PHP can sometimes consume more power than FHP depending on parameters

Cooperative networks with FHP and PHP significantly reduce RF transmit power by up to 71% and 56%

Proposed algorithms effectively minimize power consumption while maintaining QoS constraints

Abstract

In this paper, we study the performance of cooperative millimeter wave (mmWave) networks with hybrid precoding architectures. Considering joint transmissions and BS silence strategy, we propose hybrid precoding algorithms which minimize the sum power consumption of the base stations (BSs), for both fully- and partially-connected hybrid precoding (FHP and PHP, respectively) schemes, for single-carrier and orthogonal frequency-division multiplexing systems. We reformulate the analog precoding part as an equal-gain transmission problem, which only depends on the channel information, and the digital precoding part as a relaxed convex semidefinite program subject to per-user quality-of-service constraints that gives the optimal sum power consumption in terms of the BS silence strategy. In order to reduce the complexity of the hybrid precoding algorithm with optimal BS silence strategy, we propose a sub-optimal hybrid precoding algorithm that iteratively put BSs with small power into the silent mode.
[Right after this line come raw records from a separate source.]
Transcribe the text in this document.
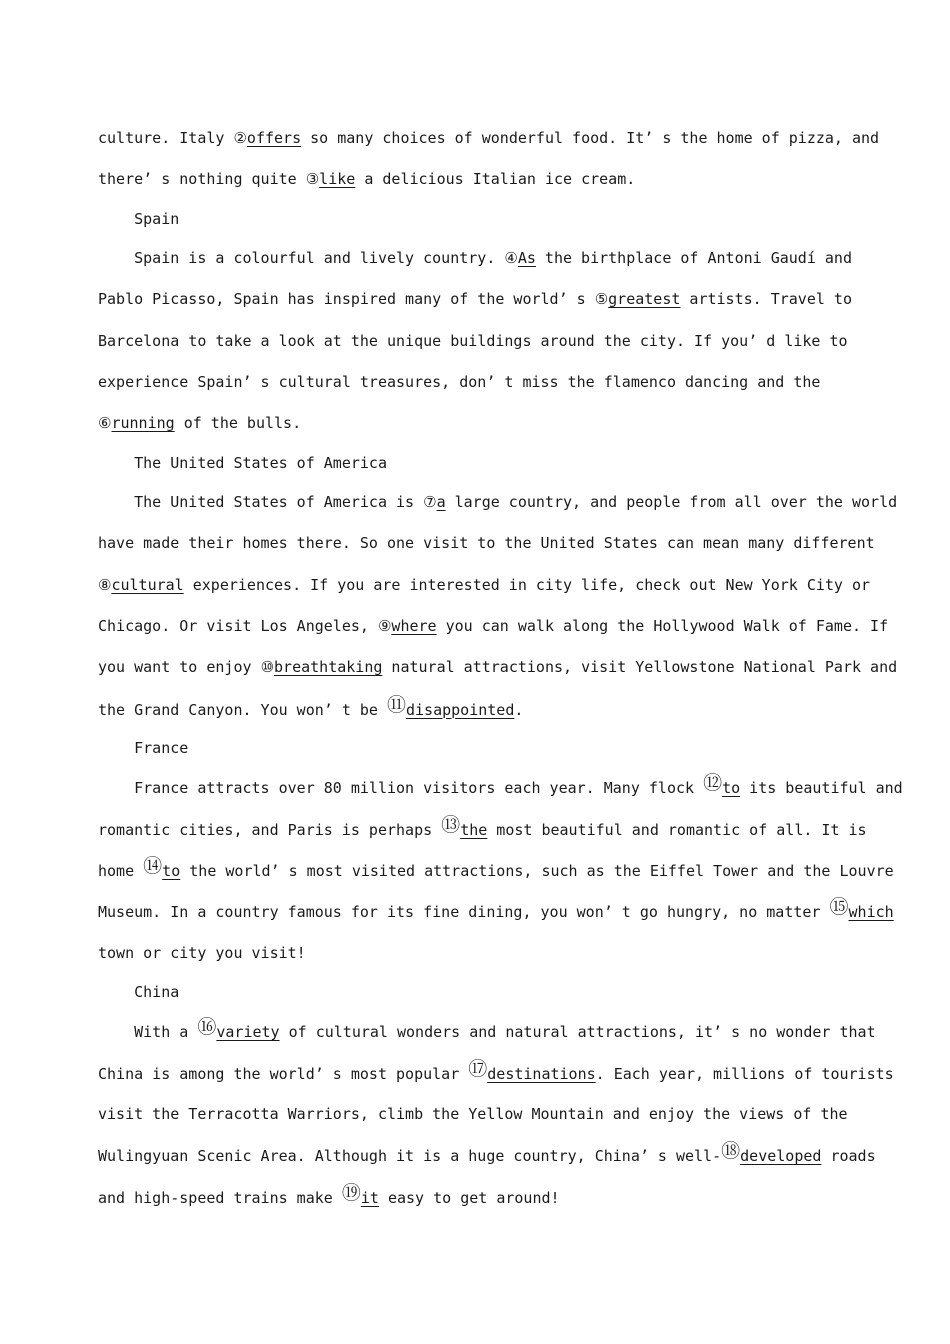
culture. Italy ②offers so many choices of wonderful food. It’ s the home of pizza, and
there’ s nothing quite ③like a delicious Italian ice cream.
Spain
Spain is a colourful and lively country. ④As the birthplace of Antoni Gaudí and
Pablo Picasso, Spain has inspired many of the world’ s ⑤greatest artists. Travel to
Barcelona to take a look at the unique buildings around the city. If you’ d like to
experience Spain’ s cultural treasures, don’ t miss the flamenco dancing and the
⑥running of the bulls.
The United States of America
The United States of America is ⑦a large country, and people from all over the world
have made their homes there. So one visit to the United States can mean many different
⑧cultural experiences. If you are interested in city life, check out New York City or
Chicago. Or visit Los Angeles, ⑨where you can walk along the Hollywood Walk of Fame. If
you want to enjoy ⑩breathtaking natural attractions, visit Yellowstone National Park and
the Grand Canyon. You won’ t be ⑪disappointed.
France
France attracts over 80 million visitors each year. Many flock ⑫to its beautiful and
romantic cities, and Paris is perhaps ⑬the most beautiful and romantic of all. It is
home ⑭to the world’ s most visited attractions, such as the Eiffel Tower and the Louvre
Museum. In a country famous for its fine dining, you won’ t go hungry, no matter ⑮which
town or city you visit!
China
With a ⑯variety of cultural wonders and natural attractions, it’ s no wonder that
China is among the world’ s most popular ⑰destinations. Each year, millions of tourists
visit the Terracotta Warriors, climb the Yellow Mountain and enjoy the views of the
Wulingyuan Scenic Area. Although it is a huge country, China’ s well-⑱developed roads
and high-speed trains make ⑲it easy to get around!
The simulation results show that, depending on the parameter settings, the power consumption of the PHP may be dominated by the RF transmit power and it may result in a larger power consumption than the FHP. For the cases with 2 BSs and 4 users, implementation of the FHP and the PHP in cooperative networks reduces the required RF transmit power, compared to the case in a non-cooperative network, by 71% and 56%, respectively.